The University of North Dakota has TWO GeoDome systems! Since 2009, they’ve used a GeoDome Theater system for community science outreach, incorporating the 6.5m OpenDome Theater and an OmniFocus 200 series projection system. In 2018, they converted an aerospace dome on campus into a customized GeoDome Evolver. The dome now serves a dual purpose – aerospace education as well as astronomy.

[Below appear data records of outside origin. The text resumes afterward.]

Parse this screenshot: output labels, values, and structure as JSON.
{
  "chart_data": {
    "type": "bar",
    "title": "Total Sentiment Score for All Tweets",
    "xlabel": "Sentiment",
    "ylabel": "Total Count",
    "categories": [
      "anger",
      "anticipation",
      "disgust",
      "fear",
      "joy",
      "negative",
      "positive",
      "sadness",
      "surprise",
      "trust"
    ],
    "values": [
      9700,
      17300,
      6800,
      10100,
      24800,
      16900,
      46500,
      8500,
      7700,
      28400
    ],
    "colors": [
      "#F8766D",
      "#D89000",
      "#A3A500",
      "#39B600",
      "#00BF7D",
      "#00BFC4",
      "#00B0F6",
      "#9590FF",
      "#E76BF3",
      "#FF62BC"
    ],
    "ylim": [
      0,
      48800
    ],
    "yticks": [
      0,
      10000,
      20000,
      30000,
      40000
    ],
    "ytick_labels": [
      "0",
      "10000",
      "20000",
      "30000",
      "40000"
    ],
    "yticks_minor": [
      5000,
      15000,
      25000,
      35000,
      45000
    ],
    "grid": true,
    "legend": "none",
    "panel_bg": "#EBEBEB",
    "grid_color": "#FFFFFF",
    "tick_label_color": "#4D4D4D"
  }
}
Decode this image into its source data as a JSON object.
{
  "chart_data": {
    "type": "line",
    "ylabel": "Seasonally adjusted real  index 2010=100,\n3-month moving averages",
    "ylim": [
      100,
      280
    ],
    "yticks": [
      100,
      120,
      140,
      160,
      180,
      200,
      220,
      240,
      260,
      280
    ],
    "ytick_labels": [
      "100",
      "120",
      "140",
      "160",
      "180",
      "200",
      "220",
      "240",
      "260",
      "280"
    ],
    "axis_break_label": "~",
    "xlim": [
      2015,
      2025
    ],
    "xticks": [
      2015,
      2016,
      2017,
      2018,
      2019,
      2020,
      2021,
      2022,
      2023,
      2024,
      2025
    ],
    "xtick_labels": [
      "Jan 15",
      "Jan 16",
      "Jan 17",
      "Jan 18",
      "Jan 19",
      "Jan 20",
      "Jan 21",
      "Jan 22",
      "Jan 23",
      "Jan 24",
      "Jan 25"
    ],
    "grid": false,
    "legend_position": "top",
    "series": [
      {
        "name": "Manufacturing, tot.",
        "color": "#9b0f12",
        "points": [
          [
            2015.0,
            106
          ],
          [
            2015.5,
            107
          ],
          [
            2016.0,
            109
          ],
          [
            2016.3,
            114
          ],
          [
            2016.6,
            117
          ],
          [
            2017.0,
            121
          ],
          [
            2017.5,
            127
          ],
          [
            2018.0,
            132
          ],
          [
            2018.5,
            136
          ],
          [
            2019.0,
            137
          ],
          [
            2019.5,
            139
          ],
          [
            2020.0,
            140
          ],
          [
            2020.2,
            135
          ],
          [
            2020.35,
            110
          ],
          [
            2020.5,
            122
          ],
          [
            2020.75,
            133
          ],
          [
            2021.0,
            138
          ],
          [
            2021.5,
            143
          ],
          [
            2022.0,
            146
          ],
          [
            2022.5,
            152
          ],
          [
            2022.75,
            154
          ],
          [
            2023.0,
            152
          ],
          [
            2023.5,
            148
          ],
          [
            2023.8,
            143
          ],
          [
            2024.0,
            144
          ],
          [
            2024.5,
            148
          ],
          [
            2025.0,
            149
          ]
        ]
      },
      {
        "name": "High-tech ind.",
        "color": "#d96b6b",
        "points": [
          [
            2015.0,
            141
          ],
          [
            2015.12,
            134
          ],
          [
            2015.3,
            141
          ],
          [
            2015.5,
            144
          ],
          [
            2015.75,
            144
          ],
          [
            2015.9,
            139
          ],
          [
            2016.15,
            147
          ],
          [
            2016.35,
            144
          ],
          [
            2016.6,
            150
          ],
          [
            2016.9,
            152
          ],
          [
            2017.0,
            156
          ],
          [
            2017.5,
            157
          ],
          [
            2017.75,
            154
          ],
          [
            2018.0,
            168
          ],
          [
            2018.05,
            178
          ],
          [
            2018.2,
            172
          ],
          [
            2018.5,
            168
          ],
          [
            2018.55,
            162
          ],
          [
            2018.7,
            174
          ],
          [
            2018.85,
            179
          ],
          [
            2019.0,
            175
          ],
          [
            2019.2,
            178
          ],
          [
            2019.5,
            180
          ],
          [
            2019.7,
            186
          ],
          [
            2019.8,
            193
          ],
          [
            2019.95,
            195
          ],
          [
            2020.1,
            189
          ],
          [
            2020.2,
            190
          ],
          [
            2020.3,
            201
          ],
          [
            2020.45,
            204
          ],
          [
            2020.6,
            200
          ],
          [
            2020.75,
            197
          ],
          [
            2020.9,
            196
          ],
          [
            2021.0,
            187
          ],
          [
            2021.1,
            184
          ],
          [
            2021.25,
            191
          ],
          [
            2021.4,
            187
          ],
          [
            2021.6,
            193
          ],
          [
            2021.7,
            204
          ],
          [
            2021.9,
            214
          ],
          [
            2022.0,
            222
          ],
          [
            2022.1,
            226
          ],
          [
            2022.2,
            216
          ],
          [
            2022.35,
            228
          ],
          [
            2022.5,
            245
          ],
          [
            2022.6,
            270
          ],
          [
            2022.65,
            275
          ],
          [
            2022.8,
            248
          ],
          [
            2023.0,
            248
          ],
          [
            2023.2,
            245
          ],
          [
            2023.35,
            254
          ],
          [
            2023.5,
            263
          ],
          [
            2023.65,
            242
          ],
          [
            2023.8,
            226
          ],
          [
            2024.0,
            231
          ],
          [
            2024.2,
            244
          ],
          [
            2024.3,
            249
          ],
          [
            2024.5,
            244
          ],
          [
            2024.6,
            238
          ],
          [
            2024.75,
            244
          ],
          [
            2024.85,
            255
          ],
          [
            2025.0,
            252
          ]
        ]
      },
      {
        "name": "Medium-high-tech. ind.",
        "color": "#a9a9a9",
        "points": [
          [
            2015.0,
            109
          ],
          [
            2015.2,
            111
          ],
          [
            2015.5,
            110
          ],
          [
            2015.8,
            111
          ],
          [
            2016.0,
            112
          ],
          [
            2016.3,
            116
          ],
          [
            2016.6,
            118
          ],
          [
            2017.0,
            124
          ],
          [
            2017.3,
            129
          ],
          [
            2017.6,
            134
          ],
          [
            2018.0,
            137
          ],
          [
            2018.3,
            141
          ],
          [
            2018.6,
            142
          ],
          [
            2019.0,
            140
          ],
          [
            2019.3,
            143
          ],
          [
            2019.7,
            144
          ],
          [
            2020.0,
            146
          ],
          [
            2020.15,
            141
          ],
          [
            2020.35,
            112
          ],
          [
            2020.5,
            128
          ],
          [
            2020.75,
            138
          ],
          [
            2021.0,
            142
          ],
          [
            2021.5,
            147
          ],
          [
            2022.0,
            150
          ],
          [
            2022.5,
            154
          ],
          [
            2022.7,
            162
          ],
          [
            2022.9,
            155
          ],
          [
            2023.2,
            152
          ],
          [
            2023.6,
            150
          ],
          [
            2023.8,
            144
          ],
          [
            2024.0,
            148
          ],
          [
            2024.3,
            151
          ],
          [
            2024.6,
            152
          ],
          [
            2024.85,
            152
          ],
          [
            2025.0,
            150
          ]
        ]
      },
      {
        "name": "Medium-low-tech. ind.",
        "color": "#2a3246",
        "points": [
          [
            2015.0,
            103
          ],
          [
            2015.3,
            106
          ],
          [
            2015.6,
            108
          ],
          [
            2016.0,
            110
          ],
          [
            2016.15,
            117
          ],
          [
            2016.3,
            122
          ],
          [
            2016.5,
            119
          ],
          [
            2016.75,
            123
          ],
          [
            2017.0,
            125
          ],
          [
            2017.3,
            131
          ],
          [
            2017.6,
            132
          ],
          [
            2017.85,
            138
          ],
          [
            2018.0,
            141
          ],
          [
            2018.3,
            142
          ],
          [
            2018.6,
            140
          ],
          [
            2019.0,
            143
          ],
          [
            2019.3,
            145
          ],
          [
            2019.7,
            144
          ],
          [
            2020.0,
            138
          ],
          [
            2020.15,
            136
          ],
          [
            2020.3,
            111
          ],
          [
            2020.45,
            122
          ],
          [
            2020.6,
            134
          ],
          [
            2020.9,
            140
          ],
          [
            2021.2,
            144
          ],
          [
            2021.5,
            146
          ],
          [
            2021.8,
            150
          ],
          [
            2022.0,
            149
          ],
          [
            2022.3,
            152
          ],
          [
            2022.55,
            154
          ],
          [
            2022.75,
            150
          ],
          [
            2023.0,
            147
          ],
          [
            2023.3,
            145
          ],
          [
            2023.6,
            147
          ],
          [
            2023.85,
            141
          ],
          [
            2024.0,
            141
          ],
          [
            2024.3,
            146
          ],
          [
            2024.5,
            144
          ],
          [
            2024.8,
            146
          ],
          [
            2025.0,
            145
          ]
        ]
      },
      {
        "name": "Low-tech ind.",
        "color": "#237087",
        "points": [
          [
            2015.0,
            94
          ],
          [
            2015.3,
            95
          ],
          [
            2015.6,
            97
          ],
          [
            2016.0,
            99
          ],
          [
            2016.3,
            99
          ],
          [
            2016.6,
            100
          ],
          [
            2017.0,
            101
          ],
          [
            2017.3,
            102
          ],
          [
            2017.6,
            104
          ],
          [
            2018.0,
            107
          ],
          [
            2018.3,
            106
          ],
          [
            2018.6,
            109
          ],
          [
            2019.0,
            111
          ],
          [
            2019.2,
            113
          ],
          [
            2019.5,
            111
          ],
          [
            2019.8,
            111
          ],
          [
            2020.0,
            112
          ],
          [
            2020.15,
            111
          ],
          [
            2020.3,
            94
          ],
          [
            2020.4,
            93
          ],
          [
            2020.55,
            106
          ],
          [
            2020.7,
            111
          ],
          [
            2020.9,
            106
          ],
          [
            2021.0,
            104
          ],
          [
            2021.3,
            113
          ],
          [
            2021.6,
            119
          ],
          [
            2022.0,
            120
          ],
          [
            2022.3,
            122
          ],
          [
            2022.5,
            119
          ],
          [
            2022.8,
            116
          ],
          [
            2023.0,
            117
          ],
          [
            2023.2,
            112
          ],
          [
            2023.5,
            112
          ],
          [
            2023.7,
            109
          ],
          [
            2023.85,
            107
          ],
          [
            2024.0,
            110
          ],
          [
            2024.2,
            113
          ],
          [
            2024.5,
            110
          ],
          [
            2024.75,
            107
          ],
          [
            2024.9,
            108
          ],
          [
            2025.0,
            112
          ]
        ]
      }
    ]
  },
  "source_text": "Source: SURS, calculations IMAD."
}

UND is part of the Minnesota Regional Planetarium Network, science educators who collaborate to share costs and program development in a mix of fixed and portable GeoDome systems. All the systems are driven by our WorldViewer CMS and run on Elumenati IGs (image generating computers). With WorldViewer’s Open Playground Astronomy extension, network members drive OpenSpace, WorldWide Telescope, and Stellarium, all through a single user interface. Some sites have upgraded their OpenPlayground to also feature NASA’s Eyes platforms. Additionally, some sites continue to incorporate live shows using Uniview, but are increasingly using OpenSpace for Digital Universe exploration as they phase out Uniview following SCISS’s dissolution. With WorldViewer’s WorldComposer content authoring platform, educators create stories for their domes with content from NOAA and NASA, 360° video and much more.
Along with founding partner Minnesota Planetarium Society (now at the Bell Museum), these sites include:
- GeoDome Evolvers at Mankato East High School, Como Elementary, University of Wisconsin – River Falls, Minnesota State University – Moorhead, University of Minnesota – Duluth, and Mayo High School
- GeoDome Theaters at the Bell Museum (Exploradome) and the Journey Museum
- GeoDome Portal at Jackson Middle School Observatory
- GeoDome Panorama at The Bell Museum
When they acquired the Theater in 2009, UND implemented the Simulation Immersion in Teacher Education (SITE) initiative. SITE’s goal was to integrate a digital simulation learning environment – the GeoDome – into school-based science instruction. Content consultants from the College of Arts and Sciences, teacher educators from the College of Education and Human Development, teacher candidates in our teacher preparation programs and practicing teachers all worked together to explore the use of simulations as a learning tool, and then prepared and implemented inquiry-based activities for K-12 students in the Grand Forks Schools. During the second year of the project, it was implemented in multiple schools in the district. Participation and results were assessed through a research study. SITE involved 36 teacher candidates, 15 teachers, and nearly 450 students in grades 4-8.